Abstract

Inlining has been claimed to be the single most important optimization in Haskell, and also the optimization receiving the most attention. It is also considered one of the hardest optimizations to get right. If done poorly, it may cause code bloat, cache misses, and register spilling; yet if done well, it can provide orders of magnitude better performance in terms of run time and code size.

Despite its importance, the Glasgow Haskell Compiler’s inliner has not undergone significant change in decades. This thesis explores the decision space of GHC’s inliner; presents potential approaches to re-imagining the inliner, along with data and discussion for why they do not work; and additionally provides a conceptually simple analysis which guides inlining decisions at the function declaration site by advising the placement of compiler pragmas in source code. The decision space exploration conducts an empirical investigation of the search space of GHC’s inlining decisions as it pertains to the randomization of the magic numbers—or handcoded constant integers—in the inlining heuristic.

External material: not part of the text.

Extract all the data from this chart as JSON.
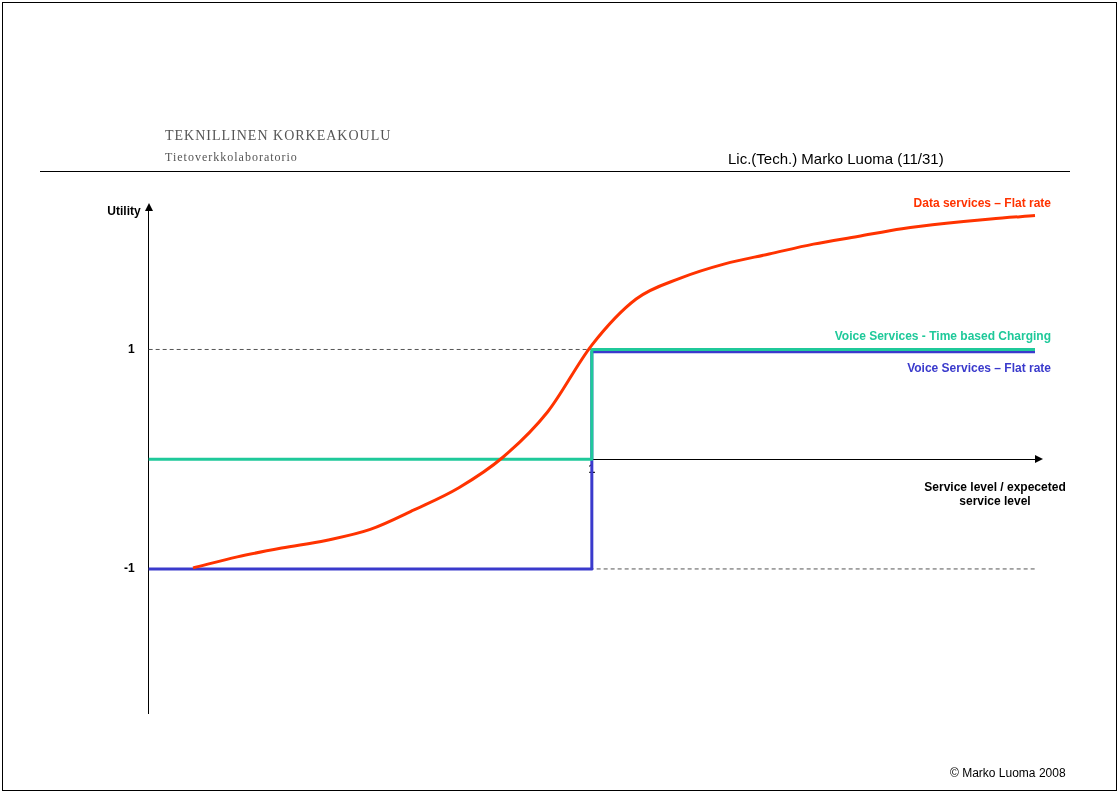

We demonstrate that randomizing the magic numbers produces some speedup over default GHC about half of the time, showing ample room for improvement. Then using iterative search, we produce four configurations into which we can cluster Haskell packages to produce a 26% mean speedup over 10 benchmark packages. Following search space exploration, we investigate three machine learning models to predict inlining decisions: a genetic algorithm and neural networks from within the middle of the compiler, and graph neural networks to place pragmas at the source-code level. Our investigation reveals that although we can train the models with a high degree of accuracy, their predictions still fail to produce significant performance results when used in practice.

Finally, we devise a technique to place pragmas along hot call-chains—or complete, overapproximated chains of functions connected to profiled hot spots—which yields a 10% runtime speedup when combined with existing developer-placed pragmas, and 9% speedup without existing pragmas. This approach uses packages’ abstract syntax trees to approximate control flow in quadratic time, whereas a conventional context-insensitive flow analysis would be cubic.

Note: I’m posting Celeste’s thesis here because I worked with her while she was a PhD student, although I was not her advisor. Plus, it directly focuses on an important and under-studied aspect of GHC!